The Senate Squanderers
The problem for the current class of Senate Republicans isn’t Trump—it’s themselves. Perhaps these incumbents are experiencing the results of being more concerned with getting a Twitter head-pat from Trump or a few minutes on Hannity than they were with tending to their constituents back home. But with voters in their home states, they don’t get the fierce, cult-like devotion that Trump inspires nor the normal loyalty of incumbents who take care of business.
Looking at the 11 hottest Senate races featuring a Republican incumbent, they are underperforming Trump in their states by an average of two points. Some notable standouts are Thom Tillis (NC), Dan Sullivan (AK), Steve Daines (MT), Lindsey Graham (SC), and Mitch McConnell (KY), who underperform the President by at least four points in their respective states.
The one notable exception to the rule that GOP incumbents are less popular than Trump back at home is Susan Collins, who appears to have more support than Donald Trump in Maine. However, even Collins’ once massive independent and crossover Democratic appeal has mostly vanished.
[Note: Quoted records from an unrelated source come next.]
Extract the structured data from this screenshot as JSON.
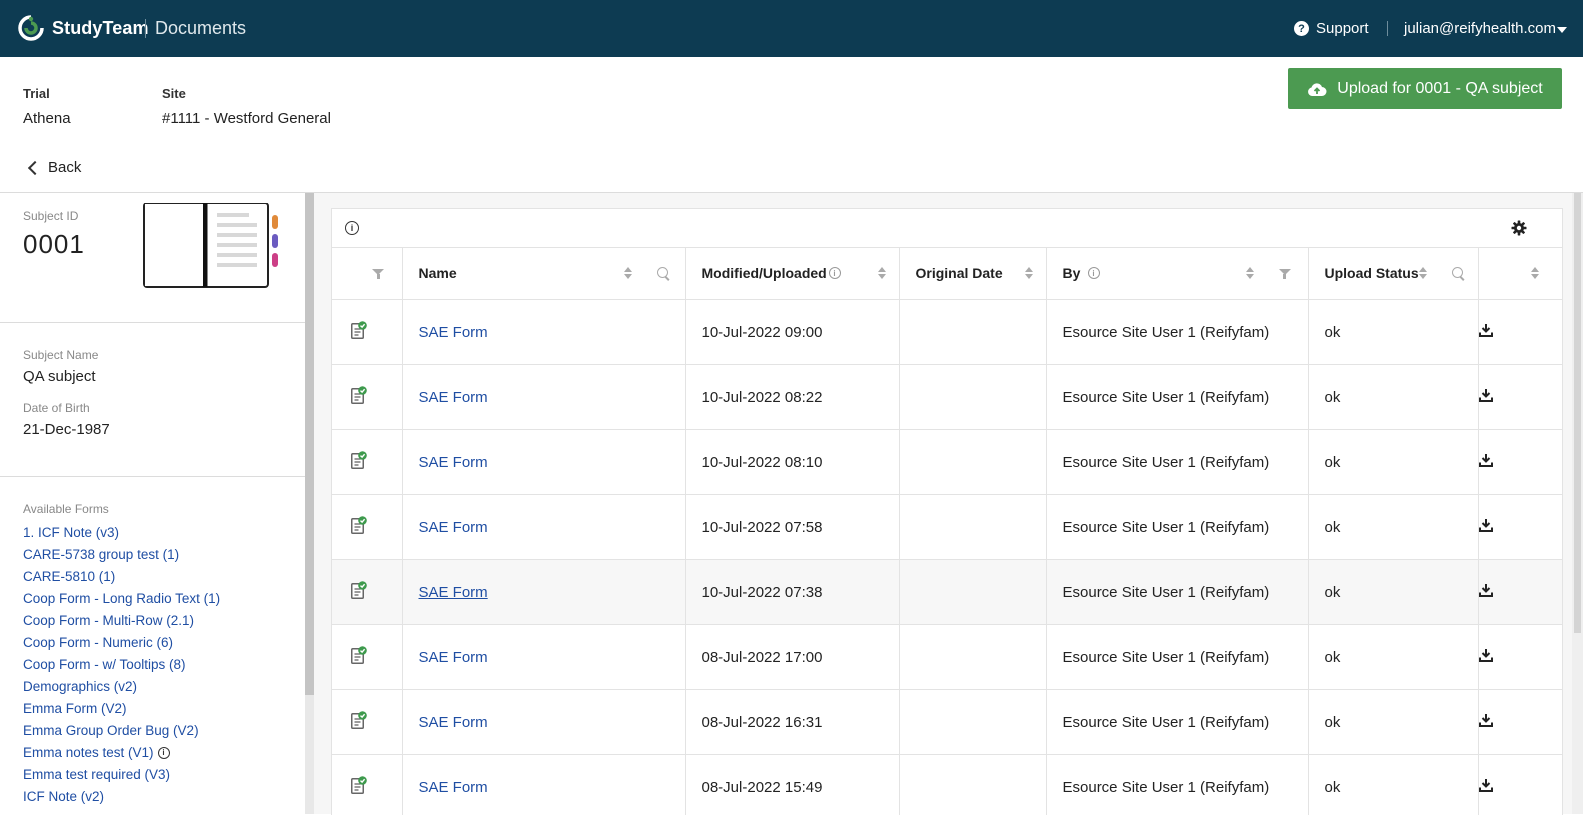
{
  "topbar": {
    "brand": "StudyTeam",
    "section": "Documents",
    "support_label": "Support",
    "user_email": "julian@reifyhealth.com"
  },
  "header": {
    "trial_label": "Trial",
    "trial_value": "Athena",
    "site_label": "Site",
    "site_value": "#1111 - Westford General",
    "upload_button": "Upload for 0001 - QA subject",
    "back_label": "Back"
  },
  "subject": {
    "id_label": "Subject ID",
    "id_value": "0001",
    "name_label": "Subject Name",
    "name_value": "QA subject",
    "dob_label": "Date of Birth",
    "dob_value": "21-Dec-1987"
  },
  "forms": {
    "label": "Available Forms",
    "items": [
      "1. ICF Note (v3)",
      "CARE-5738 group test (1)",
      "CARE-5810 (1)",
      "Coop Form - Long Radio Text (1)",
      "Coop Form - Multi-Row (2.1)",
      "Coop Form - Numeric (6)",
      "Coop Form - w/ Tooltips (8)",
      "Demographics (v2)",
      "Emma Form (V2)",
      "Emma Group Order Bug (V2)",
      "Emma notes test (V1)",
      "Emma test required (V3)",
      "ICF Note (v2)"
    ]
  },
  "table": {
    "columns": [
      "Name",
      "Modified/Uploaded",
      "Original Date",
      "By",
      "Upload Status"
    ],
    "rows": [
      {
        "name": "SAE Form",
        "modified": "10-Jul-2022 09:00",
        "original": "",
        "by": "Esource Site User 1 (Reifyfam)",
        "status": "ok"
      },
      {
        "name": "SAE Form",
        "modified": "10-Jul-2022 08:22",
        "original": "",
        "by": "Esource Site User 1 (Reifyfam)",
        "status": "ok"
      },
      {
        "name": "SAE Form",
        "modified": "10-Jul-2022 08:10",
        "original": "",
        "by": "Esource Site User 1 (Reifyfam)",
        "status": "ok"
      },
      {
        "name": "SAE Form",
        "modified": "10-Jul-2022 07:58",
        "original": "",
        "by": "Esource Site User 1 (Reifyfam)",
        "status": "ok"
      },
      {
        "name": "SAE Form",
        "modified": "10-Jul-2022 07:38",
        "original": "",
        "by": "Esource Site User 1 (Reifyfam)",
        "status": "ok"
      },
      {
        "name": "SAE Form",
        "modified": "08-Jul-2022 17:00",
        "original": "",
        "by": "Esource Site User 1 (Reifyfam)",
        "status": "ok"
      },
      {
        "name": "SAE Form",
        "modified": "08-Jul-2022 16:31",
        "original": "",
        "by": "Esource Site User 1 (Reifyfam)",
        "status": "ok"
      },
      {
        "name": "SAE Form",
        "modified": "08-Jul-2022 15:49",
        "original": "",
        "by": "Esource Site User 1 (Reifyfam)",
        "status": "ok"
      }
    ]
  },
  "colors": {
    "topbar": "#0d3b52",
    "accent_green": "#4c9a51",
    "link_blue": "#1f4ea3"
  }
}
This incumbent who received about 250,000 more votes (20 percentage points in Maine) than John McCain in 2008 is probably on track to only overperform Trump by a middling single digit percentage in 2020.

This is a fundamentally different situation than the one Democrats faced when they were attempting to protect their majority in 2012. In the eight hottest 2012 Senate races involving a Democratic incumbent, those Senators outperformed President Obama by an average of eight points, an 11-point difference than the spread above. And not a single Democratic Senator in this group underperformed Obama, despite that President’s relative national popularity and winning campaign.

Furthermore, even if you want to attribute Trump’s overperformance over the Republican Senators to a top-of-the-ticket bounce in pre-election polling, what is remarkable is that Senate Democratic challengers are hugging Biden’s numbers the same as actual Republican Senators. That means the small increase in undecideds in Senate polling is unlikely to benefit Senate Republicans disproportionally, and how they are polling now compared to Trump seems relatively stable.
Sadly for sitting Senate Republicans, they can only blame so much of their unpopularity on this historically unpopular President. They’ve actually managed to attract less support in their home states than he does.
Conclusion
The race for the Senate is real, and Mitch McConnell’s grip on power may be slipping. But Republican hopes of maintaining power in the Senate are still alive only because they have a favorable map in this cycle. If Trump manages to rebound, he could potentially pull some Republican incumbent Senators along with him. But his presidency seems to have tainted these incumbents and mitigated their typical home state bump. They have traded being proud favorite sons and daughters of their states for a ride on the Trump train. That means that if the Trump train derails, their ride is over, too.